Eppure nelle scorse settimane si era parlato di un accordo di cessate il fuoco di lunga durata tra Hamas e Israele, raggiunto attraverso negoziati indiretti, soprattutto grazie ad una frenetica attività di mediazione sviluppata dall’intelligence egiziana. Invece un’operazione israeliana sotto copertura finita male sta innescando lo spettro di una nuova guerra. Era dal 2014 che la situazione non si faceva così pesante.

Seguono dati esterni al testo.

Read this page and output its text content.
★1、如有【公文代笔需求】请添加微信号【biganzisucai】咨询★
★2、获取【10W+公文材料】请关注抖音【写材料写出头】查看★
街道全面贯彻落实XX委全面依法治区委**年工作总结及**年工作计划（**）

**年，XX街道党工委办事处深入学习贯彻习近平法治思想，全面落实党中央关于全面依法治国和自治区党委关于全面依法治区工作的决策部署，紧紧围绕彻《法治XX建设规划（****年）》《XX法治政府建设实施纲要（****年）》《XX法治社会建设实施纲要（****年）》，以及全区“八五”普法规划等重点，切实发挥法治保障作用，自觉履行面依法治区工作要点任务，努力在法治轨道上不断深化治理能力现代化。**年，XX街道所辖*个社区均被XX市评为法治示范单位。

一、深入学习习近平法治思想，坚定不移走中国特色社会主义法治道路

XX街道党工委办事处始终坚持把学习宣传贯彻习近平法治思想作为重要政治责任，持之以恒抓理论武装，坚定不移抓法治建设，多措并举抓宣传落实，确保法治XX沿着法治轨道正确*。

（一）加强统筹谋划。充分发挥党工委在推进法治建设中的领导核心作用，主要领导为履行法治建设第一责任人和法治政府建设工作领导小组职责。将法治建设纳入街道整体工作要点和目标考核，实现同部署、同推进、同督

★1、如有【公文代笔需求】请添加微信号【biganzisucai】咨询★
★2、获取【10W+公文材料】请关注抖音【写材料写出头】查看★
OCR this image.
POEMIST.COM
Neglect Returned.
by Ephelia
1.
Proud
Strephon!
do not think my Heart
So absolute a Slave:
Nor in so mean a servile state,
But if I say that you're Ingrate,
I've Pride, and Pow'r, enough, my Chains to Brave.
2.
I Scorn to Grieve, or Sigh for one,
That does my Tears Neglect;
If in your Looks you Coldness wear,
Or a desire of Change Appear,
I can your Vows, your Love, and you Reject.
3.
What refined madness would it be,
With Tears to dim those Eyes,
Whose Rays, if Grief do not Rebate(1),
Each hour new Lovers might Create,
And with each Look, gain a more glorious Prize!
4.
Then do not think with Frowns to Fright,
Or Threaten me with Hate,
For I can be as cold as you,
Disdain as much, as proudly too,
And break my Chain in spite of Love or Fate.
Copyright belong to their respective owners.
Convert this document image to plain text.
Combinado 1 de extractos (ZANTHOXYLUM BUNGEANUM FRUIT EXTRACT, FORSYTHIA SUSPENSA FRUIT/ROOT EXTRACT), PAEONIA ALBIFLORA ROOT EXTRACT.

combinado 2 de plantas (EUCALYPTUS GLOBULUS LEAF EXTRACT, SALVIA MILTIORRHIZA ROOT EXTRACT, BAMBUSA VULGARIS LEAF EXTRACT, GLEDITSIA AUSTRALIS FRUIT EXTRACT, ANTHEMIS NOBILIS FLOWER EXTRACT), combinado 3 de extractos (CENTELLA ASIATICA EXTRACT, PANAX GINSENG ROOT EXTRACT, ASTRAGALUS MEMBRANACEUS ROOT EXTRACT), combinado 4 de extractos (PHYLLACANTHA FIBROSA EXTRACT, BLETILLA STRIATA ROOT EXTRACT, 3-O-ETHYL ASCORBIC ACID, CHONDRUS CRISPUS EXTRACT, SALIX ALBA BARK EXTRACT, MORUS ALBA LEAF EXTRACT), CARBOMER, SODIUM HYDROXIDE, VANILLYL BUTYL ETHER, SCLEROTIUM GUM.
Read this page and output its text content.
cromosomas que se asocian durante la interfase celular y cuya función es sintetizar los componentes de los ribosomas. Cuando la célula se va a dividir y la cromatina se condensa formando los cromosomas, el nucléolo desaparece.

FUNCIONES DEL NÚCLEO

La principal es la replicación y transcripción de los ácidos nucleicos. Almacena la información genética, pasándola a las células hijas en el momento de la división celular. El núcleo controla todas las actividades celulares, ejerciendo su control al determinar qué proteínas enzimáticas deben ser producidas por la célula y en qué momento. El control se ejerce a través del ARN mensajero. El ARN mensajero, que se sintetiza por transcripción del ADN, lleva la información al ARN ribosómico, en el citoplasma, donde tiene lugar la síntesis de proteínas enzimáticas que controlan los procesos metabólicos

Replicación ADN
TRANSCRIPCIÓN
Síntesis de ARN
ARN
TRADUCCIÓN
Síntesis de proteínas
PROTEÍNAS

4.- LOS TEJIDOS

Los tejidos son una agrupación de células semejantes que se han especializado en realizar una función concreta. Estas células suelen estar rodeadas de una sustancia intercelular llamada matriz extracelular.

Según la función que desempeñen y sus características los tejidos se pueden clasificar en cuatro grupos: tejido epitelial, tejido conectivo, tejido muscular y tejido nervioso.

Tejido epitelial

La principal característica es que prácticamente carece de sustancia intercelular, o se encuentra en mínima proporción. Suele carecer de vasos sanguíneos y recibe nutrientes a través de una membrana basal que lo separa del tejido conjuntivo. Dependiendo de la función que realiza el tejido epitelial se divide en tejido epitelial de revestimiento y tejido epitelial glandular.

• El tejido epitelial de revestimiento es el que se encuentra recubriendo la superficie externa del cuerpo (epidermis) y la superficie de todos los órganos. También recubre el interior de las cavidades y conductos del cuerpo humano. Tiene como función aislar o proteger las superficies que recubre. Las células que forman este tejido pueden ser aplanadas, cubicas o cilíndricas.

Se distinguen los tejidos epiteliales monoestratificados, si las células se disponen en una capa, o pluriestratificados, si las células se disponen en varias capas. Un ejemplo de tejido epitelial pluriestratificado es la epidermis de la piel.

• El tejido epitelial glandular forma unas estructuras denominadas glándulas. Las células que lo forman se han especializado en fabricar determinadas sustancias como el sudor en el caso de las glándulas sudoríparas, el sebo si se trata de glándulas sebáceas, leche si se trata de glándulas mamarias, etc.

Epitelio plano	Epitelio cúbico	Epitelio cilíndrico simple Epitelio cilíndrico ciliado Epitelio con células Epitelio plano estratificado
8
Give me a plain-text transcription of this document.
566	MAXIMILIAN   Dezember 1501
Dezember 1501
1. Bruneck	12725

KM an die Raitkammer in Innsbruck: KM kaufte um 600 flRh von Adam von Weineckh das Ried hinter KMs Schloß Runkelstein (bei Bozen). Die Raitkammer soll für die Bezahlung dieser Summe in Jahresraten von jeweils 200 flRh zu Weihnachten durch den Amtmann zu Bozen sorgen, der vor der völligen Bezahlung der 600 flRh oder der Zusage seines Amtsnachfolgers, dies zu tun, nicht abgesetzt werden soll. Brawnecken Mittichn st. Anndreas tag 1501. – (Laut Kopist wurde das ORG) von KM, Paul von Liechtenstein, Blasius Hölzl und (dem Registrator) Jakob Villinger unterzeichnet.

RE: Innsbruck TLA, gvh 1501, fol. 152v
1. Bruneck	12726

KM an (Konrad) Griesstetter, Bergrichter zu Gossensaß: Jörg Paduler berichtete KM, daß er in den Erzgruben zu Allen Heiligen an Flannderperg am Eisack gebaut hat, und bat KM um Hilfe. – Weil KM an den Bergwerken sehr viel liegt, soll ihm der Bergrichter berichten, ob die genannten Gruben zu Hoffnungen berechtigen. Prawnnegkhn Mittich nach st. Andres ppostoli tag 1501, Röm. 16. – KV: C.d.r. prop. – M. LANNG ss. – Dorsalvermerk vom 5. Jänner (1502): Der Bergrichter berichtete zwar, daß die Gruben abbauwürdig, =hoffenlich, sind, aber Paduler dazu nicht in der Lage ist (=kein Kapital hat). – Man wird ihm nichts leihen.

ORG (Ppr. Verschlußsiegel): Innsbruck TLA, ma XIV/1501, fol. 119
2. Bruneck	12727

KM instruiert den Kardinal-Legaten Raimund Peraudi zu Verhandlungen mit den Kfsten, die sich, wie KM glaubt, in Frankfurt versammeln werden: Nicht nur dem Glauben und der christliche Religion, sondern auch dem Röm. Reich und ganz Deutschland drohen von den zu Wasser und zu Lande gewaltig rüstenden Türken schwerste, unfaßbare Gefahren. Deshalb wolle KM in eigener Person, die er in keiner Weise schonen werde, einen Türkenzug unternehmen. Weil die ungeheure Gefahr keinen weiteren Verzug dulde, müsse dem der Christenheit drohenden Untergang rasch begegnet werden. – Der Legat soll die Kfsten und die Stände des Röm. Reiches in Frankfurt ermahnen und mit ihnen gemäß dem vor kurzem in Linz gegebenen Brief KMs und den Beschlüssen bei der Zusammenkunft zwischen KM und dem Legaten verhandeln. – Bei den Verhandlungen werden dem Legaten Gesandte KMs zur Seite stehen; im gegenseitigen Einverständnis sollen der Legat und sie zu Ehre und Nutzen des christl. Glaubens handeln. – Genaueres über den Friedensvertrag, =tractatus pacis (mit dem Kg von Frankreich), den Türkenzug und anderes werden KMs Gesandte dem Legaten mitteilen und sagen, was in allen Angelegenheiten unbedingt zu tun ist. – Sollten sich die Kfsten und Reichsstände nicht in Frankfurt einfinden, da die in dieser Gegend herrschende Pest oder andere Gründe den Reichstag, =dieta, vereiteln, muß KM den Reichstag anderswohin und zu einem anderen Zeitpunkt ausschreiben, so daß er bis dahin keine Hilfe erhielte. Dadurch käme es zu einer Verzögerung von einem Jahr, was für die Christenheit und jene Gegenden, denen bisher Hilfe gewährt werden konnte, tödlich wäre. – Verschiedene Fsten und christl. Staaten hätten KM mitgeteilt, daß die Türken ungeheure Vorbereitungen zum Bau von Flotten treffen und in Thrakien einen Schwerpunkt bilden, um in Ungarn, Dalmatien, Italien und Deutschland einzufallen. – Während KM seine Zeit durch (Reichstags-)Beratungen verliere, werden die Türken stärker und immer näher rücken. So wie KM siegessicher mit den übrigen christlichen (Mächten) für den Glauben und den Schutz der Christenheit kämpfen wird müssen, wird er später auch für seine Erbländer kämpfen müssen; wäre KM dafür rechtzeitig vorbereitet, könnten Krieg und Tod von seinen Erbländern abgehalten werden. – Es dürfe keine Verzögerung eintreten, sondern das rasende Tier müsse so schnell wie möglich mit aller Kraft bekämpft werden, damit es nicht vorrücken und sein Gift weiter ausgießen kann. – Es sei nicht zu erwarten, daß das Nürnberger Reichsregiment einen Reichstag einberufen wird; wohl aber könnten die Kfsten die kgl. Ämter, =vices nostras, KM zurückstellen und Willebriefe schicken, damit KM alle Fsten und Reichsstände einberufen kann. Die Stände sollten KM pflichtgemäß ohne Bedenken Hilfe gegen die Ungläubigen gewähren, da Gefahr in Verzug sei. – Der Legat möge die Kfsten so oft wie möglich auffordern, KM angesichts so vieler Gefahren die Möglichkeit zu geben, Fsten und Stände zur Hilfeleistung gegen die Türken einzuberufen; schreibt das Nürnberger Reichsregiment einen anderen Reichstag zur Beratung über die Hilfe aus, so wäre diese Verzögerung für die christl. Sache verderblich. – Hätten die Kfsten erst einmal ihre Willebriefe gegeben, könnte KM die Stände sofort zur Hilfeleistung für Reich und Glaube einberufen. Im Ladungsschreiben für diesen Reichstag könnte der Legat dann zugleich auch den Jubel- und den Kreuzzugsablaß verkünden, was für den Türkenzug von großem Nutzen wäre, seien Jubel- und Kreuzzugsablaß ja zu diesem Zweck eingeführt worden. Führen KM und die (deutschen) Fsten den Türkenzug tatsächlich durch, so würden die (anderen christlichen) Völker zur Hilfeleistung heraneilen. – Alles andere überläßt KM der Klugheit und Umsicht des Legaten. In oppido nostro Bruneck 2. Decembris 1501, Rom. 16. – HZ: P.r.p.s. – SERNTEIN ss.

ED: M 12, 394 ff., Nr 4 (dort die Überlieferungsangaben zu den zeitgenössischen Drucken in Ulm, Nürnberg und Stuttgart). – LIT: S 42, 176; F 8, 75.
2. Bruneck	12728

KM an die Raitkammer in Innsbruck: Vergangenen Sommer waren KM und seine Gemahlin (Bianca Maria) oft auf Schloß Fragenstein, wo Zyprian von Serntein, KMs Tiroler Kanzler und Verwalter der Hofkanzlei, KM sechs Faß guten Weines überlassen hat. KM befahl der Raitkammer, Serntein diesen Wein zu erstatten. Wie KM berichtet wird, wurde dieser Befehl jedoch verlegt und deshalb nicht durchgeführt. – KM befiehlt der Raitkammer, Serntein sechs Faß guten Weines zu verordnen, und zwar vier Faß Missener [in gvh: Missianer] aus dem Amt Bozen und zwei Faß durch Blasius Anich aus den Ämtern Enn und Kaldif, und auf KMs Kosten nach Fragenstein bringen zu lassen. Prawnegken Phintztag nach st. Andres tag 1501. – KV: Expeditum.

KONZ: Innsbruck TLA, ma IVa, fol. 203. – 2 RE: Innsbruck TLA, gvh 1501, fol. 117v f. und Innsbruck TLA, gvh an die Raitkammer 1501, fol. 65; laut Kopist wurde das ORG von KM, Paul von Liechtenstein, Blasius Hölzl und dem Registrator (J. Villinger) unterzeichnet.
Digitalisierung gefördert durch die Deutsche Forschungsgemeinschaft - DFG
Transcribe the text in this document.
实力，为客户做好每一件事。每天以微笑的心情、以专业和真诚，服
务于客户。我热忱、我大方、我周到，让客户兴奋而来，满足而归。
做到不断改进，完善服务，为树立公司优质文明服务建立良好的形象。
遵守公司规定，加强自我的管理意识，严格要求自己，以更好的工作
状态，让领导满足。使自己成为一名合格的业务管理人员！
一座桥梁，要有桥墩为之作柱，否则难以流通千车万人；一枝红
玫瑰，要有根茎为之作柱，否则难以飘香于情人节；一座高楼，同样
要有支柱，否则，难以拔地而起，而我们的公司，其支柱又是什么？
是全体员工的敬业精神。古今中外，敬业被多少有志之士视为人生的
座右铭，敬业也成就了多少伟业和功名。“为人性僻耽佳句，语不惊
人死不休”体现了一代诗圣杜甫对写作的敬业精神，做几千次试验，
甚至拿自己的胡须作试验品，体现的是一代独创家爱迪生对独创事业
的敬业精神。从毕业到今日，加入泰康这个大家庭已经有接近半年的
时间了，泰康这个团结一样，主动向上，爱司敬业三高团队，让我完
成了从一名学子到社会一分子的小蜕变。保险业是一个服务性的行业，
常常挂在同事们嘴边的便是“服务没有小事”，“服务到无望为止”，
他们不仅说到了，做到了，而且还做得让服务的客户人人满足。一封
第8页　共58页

Le parti in causa soni sempre più rigide sulle loro posizioni. Il portavoce dell’ala militare di Hamas ha minacciato di colpire le città israeliane di Beersheba e Ashdod con il lancio dei razzi “se Israele persiste nella sua aggressione” sulla Striscia. Una minaccia a cui la jihad islamica ha fatto eco, sostenendo che le fazioni palestinesi hanno la capacità di continuare la loro offensiva. Dal canto suo il premier israeliano Benyamin Netanyahu ha convocato questa mattina una riunione del Consiglio di Difesa per esaminare la situazione in corso a Gaza. Tuttavia Israele non ha intenzione di retrocedere e ha avvertito che i raid non cesseranno finché Hamas non smetterà di compiere “attacchi intenzionali contro civili israeliani”. Il riferimento ai civili è stato fatto perché ieri un autobus nei pressi di Sdrot è stato colpito da un razzo anticarro, ferendo un diciannovenne. Nei raid di Israele a Gaza, sono stati uccisi sette militanti di Hamas, tra cui un capo militare. L’aviazione israeliana con 8 missili ha distrutto il palazzo dove ha sede la tv di Hamas. Il palazzo della tv Al Aqsa era stato evacuato in seguito ad una telefonata anonima che aveva annunciato l’imminente attacco. Oggi i bombardamenti israeliani hanno causato 3 morti e almeno 8 feriti. Ma la giornata è ancora lunga.
L’ennesima guerra, quindi, sembra essere alle porte, anche se il governo di Netanyahu dice di voler evitare un altro conflitto. La scintilla, però, sembra essere stata innescata domenica scorsa, quando un commando israeliano, in abiti civili e a bordo di un’auto, è entrato a Gaza dal valico di Khan Younis. Un’operazione sotto copertura che ha ucciso un comandante di Hamas addetto alla costruzione dei tunnel sotterranei. Ma le cose non sono andate secondo i piani israeliani e i combattenti dell’ala militare di Hamas, le brigate Ezzedine al-Qassam, hanno scoperto l’auto e l’hanno inseguita. Di qui lo scontro a fuoco dove Israele si è trovato in difficoltà e ha avuto bisogno dei rinforzi dal cielo per liberare i propri soldati.